The association of increased lymph node recovery with increased survival may represent an effect of higher lymph node yields itself or may be a marker for other related factors, such as the quality of surgical resection or more accurate staging leading to delivery of more appropriate cancer-directed treatment.13 The improvement of compliance of “12RLN” may partially contribute to overall improvement of survival for colon cancer over the study period.

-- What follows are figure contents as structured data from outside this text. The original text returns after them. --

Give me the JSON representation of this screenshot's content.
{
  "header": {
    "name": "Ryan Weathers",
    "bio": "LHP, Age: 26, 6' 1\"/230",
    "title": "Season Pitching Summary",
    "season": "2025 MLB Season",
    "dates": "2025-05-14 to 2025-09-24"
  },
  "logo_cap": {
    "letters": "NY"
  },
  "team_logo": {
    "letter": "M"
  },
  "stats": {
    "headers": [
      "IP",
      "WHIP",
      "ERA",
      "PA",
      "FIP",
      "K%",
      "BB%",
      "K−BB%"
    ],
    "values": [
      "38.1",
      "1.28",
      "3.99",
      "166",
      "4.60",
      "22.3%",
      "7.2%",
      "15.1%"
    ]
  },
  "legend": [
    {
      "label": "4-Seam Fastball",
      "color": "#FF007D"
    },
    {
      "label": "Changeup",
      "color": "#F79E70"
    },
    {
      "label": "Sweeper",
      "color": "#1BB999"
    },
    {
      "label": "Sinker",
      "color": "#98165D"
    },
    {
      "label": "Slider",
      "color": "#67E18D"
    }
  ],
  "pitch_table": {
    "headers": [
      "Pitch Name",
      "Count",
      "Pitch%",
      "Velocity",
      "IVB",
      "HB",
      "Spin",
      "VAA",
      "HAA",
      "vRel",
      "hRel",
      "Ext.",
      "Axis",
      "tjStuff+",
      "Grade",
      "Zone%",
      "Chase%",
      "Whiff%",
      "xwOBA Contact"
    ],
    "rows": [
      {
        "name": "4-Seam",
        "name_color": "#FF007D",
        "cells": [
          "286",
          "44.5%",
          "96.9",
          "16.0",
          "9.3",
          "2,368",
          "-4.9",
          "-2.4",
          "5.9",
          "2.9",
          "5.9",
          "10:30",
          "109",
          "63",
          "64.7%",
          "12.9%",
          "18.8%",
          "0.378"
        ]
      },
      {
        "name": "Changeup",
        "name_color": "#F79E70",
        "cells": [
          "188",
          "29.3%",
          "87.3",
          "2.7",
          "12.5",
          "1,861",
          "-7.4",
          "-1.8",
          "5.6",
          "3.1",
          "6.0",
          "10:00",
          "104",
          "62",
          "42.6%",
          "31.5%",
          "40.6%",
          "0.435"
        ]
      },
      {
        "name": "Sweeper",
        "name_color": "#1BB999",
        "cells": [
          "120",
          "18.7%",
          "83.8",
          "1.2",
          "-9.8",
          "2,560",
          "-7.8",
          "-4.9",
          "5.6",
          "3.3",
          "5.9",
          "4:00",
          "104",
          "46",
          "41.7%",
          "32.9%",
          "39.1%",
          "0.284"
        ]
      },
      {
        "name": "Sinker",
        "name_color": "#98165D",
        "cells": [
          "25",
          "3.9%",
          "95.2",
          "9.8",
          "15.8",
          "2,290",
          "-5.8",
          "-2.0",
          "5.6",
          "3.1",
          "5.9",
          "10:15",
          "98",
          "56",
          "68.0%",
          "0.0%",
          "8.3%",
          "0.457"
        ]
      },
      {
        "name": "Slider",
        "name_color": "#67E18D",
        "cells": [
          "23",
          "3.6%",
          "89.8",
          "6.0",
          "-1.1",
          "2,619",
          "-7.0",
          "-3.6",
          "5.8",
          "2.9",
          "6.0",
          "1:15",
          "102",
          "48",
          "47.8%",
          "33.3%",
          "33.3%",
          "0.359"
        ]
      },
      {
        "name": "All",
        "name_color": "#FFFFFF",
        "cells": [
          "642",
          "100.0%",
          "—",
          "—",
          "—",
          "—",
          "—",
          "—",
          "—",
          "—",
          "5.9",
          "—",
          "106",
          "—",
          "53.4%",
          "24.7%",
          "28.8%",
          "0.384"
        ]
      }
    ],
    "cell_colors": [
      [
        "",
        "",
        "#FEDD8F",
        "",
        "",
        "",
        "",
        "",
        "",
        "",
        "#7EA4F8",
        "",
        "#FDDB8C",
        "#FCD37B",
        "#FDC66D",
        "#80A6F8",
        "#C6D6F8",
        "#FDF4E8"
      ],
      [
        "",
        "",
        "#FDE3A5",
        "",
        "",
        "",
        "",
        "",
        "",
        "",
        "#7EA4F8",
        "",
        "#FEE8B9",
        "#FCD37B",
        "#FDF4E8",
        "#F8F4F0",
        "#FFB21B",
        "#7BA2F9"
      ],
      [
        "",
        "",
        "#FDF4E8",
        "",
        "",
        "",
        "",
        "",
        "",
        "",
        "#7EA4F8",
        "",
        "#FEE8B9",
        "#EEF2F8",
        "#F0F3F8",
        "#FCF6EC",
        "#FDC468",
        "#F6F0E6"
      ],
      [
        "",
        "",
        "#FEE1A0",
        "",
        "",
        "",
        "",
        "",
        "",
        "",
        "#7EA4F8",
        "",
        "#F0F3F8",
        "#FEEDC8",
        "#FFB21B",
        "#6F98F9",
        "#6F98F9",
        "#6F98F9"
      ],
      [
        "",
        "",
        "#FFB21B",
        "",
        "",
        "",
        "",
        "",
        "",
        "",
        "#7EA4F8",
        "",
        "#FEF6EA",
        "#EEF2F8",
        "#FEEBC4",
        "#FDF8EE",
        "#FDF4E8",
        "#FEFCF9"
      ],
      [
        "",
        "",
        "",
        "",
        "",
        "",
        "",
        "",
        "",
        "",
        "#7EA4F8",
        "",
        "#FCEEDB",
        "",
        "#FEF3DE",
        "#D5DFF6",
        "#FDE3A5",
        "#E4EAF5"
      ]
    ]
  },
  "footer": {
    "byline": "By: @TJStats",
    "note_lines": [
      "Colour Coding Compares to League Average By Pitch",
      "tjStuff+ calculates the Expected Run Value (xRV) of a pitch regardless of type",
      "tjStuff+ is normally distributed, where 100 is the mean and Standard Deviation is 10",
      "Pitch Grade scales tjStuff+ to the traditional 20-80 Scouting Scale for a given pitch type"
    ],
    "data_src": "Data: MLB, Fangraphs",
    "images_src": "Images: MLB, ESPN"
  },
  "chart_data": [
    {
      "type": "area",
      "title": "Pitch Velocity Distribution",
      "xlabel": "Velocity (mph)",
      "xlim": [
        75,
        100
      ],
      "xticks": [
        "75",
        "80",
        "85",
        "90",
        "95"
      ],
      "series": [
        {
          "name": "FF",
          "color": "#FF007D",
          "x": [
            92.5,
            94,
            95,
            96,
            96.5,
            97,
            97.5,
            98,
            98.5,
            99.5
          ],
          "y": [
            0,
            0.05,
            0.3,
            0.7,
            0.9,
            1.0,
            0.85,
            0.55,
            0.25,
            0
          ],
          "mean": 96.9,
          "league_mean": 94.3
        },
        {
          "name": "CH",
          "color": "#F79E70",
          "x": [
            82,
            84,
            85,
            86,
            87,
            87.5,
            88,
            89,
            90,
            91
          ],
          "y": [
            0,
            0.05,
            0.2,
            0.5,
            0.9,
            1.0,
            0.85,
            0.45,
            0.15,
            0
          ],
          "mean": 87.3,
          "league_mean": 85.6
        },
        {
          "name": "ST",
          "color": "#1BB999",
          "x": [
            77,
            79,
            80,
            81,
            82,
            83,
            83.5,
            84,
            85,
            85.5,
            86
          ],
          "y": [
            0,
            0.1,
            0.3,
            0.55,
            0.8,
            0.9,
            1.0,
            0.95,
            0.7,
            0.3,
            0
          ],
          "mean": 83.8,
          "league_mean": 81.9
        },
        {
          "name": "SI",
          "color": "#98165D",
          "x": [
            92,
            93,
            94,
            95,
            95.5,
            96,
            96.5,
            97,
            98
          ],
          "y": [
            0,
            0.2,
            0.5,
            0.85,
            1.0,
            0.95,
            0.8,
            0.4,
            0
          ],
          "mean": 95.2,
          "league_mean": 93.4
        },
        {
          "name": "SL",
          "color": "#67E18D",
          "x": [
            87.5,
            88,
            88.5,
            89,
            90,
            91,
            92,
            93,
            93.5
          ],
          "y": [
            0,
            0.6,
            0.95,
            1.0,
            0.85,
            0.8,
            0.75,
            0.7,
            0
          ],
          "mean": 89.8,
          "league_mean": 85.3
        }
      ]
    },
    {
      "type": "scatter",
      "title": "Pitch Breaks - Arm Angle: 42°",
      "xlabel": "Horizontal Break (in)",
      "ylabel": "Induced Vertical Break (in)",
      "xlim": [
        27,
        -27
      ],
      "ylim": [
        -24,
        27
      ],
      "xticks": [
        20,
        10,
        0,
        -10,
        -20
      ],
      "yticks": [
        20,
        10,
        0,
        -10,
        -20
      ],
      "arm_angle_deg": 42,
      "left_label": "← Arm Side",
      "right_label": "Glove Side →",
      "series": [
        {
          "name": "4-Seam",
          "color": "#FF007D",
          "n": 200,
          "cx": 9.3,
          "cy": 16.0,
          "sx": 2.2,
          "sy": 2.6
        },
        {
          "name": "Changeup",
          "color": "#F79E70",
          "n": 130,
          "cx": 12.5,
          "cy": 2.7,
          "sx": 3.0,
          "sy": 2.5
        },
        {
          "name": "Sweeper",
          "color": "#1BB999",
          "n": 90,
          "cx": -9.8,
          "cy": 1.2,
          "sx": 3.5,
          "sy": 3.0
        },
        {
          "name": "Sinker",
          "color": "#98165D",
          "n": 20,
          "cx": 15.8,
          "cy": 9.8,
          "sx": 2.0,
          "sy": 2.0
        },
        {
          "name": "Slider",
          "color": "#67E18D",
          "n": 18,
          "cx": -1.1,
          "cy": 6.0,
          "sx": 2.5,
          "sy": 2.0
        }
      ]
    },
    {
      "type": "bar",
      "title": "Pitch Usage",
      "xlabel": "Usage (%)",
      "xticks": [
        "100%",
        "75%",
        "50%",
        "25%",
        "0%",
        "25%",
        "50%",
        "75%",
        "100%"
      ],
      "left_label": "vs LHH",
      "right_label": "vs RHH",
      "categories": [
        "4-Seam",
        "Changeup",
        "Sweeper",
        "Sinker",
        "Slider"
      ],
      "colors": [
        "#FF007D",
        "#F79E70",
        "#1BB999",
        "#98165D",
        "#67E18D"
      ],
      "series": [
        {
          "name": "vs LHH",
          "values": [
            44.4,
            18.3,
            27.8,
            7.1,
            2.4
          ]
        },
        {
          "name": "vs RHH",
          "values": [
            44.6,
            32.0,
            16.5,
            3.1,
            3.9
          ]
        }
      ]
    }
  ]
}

Accurate staging requires an appropriate operation and a concerted pathologic effort to identify lymph nodes in the colon specimen.14 The surgeon and pathologist are both responsible for compliance with the “12RLN” metric. The surgeon is required to remove and submit colon cancer specimen en bloc with adequate proximal and distal margins and inclusion of the regional mesenteric lymphatics following anatomical landmarks. The adequacy of 12 lymph node retrieval would increase from 60% to 90% if the average length of resected bowel increases from 25–30 to 36–42 cm.15 Tattooing of colonic lesions at the time of preoperative colonoscopy also increases the quality of lymph node analysis.16 If fewer than 12 nodes are identified, additional visual enhancement techniques should be considered.3 Methylene blue staining, modified Davidson’s fixation, or fat dissolution enables to detect more small lymph nodes and micrometastases in the resected colon and mesentery.17,18,19

In addition, the number of lymph nodes may vary from person to person. Interestingly, as in this paper, Asian race/Pacific Island descent (presumably less obese than other races), younger age, higher stage of colon cancer, and right-side colon cancer had more compliance with “12 RLN,” which may reflect the fact that more lymph nodes are harbored in the mesentery of these certain populations.20,21 Shulman’s data also endorses the previous finding that the number of lymph nodes evaluated after surgical resection confers survival benefits for patients with stage II and III colon cancer.21,22 However, for stage III colon cancer, Tsikitis argued that the total number of lymph nodes analyzed is not a prognostic indicator of cancer-specific and disease-free survival.23 Vather further stated that the survival advantage appears to plateau beyond 16 lymph nodes, and the lymph node ratio seems to be a valid predictor of survival in Stage III cancer.21

The value of CoC accreditation is reflected in the analysis of this paper, and as noted even smaller community hospitals can have improved compliance upon adoption of these measures, and these will likely translate into subsequent increased survival. One also can make a case against regionalization in the care of certain cancers, provided that patients are treated in hospitals following accepted quality standards. Overall, quality metrics, such as lymph node count, albeit with some debate, have and will continue to elevate the standards of care for cancer patients.